Il convient de remarquer la non dissémination du nom-de-journal « El Mundo », qui pourrait, à priori, donner lieu à des constructions comme celles du journal Le Monde ou El Pais. Cela répond à une question sémantique : « Le Monde » et « El Mundo », n’ont pas le même sens en français et en espagnol lorsqu’ils deviennent un nom commun. « Le monde de l’éducation » se tradurait ainsi par « el ámbito de la educación » voir « el país de la educación ». Il faut donc tenir compte de cette distinction pour comprendre comment « El Pais » (ce qui ne serait pas possible en français) se décline comme un nom propre, mais non « El Mundo ». Du point de vue sémiotique, cela renforce la fonction de stricte attestation assumée par le nom-de-journal dans son rôle de signature et reproduite ici dans ses formes disséminées.
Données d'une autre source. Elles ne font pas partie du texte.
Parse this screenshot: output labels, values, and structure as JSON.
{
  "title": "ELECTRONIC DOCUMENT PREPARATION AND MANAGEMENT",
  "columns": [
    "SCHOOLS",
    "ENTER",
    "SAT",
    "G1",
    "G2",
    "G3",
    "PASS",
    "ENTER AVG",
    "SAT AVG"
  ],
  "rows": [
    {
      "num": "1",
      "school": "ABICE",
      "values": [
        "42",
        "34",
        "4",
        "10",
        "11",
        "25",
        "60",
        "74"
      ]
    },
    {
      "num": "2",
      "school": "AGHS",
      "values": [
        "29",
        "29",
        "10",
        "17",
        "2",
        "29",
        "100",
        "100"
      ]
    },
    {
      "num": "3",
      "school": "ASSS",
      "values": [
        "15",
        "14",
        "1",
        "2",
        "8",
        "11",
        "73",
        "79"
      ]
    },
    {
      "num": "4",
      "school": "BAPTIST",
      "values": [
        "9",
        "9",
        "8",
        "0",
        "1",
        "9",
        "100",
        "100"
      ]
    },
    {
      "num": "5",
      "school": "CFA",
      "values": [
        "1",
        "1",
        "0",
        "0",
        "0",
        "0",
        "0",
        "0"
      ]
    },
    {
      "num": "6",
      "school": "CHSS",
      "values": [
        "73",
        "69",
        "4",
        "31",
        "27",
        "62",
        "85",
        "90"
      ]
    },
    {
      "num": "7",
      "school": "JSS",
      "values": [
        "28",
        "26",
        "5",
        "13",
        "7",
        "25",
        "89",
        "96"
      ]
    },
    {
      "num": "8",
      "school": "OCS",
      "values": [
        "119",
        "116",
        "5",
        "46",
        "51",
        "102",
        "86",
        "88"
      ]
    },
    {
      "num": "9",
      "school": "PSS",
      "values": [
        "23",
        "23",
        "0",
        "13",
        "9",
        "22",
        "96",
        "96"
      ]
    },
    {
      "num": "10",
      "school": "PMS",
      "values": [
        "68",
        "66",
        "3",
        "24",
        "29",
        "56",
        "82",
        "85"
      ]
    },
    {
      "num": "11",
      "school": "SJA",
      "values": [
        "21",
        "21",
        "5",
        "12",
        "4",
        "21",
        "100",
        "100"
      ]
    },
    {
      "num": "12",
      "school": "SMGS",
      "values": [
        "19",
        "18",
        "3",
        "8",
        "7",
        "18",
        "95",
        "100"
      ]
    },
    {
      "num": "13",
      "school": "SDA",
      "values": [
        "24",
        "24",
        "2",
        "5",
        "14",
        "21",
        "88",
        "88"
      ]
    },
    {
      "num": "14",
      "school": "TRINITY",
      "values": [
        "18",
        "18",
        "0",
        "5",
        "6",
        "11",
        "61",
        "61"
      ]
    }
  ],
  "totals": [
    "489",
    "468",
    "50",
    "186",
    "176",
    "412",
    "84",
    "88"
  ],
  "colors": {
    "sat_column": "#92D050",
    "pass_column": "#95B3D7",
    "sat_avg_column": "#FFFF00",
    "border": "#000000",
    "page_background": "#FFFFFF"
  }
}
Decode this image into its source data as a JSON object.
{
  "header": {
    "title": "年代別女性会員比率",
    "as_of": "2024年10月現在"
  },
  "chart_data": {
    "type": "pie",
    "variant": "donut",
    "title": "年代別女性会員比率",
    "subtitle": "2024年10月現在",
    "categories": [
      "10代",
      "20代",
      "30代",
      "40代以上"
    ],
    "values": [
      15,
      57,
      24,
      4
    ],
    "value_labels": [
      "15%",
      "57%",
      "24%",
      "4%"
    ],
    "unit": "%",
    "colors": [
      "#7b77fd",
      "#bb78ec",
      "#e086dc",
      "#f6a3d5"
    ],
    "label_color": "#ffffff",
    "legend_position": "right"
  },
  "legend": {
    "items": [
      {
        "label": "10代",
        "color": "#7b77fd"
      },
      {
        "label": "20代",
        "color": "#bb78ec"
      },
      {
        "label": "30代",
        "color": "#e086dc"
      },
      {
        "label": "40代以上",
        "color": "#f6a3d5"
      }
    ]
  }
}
Restent à voir les deux noms-de-journal non accompagnés de déterminants. Il est tout à fait logique qu’ils ne se déclinent pas étant donné que toute déclinaison entraînerait en même temps l’ajout d’un déterminant et donc un changement sémantique du nom. Une déclinaison originale se produit pourtant du côté d’ABC : « ABCd las artes » . Le nom-de-journal est par ce biais reproduit plus que décliné, en un exercice de redondance. Un exercice qui rappelle toutefois les connotations sémantiques contenues dans ce nom-de-journal et ce faisant permet de les appliquer à d’autres domaines, celui des arts en l’occurrence. Il y a dans cela un processus de médiation sémiotique entre cet énoncé « ABCd las artes » et l’énoncé nom-de-journal qui propose au lecteur d’étendre l’identité discursive à d’autres domaines que celui de l’information. Presque comme s’il s’agissait d’aborder le monde dans son ensemble avec cette disposition discursive. Et cette disposition est présente dans les deux compléments de nom qui accompagnent l’énoncé nom-de-journal : la tradition incarnée par le fondateur du journal, la même tradition incarnée dans la formule « les arts » qui renvoie à la distinction dix-neuvièmiste entre les arts et les sciences.
La dissémination du nom de journal présente donc trois modèles différents : celui d’une désignation thématique (Le Monde, El PAIS), celui de signification de l’identité discursive (Le Figaro) et celui enfin d’une signification et d’une étendue de l’identité discursive (ABC). Pour les deux autres journaux du corpus (Libération et El Mundo), la dissémination du nom-de-journal ne peut pas être considérée comme signifiante autrement que par son absence ce qui, bien entendu, est toujours une forme de signification dans une démarche comparative.
À la lumière des analyses menées jusqu’ici, il est déjà possible de dresser un premier tableau descriptif des caractéristiques sémiotiques des énoncés nom-de-journal :
Les flèches de la figure ci-dessus indiquent les lieux de médiation sémiotique dans lesquels se produit l’instauration d’un destinateur incarné par l’énoncé nom-de-journal. Nous entendons le lieu de médiation sémiotique comme l’instance signifiante (chacun des rôles remplis par les énoncés nom-de-journal) par laquelle un lecteur peut identifier le contrat de communication proposé par le journal. Les lieux où cet énoncé est représenté recevant une flèche indiquent la provenance du sens qui peut lui être attribué en tant que signifiant. Nous dirons, par exemple, que le titre référentiel « Le Monde » est mis en rapport avec le nom propre vide « Le Monde » de telle sorte que la référence du titre devient équivalente à celle du nom propre. Parallèlement, le lieu de la dissémination est mis en rapport avec celui de la signature de telle sorte que toutes les formes de déclinaison du nom-de-journal contiennent la valeur d’exclusivité liée à la signature.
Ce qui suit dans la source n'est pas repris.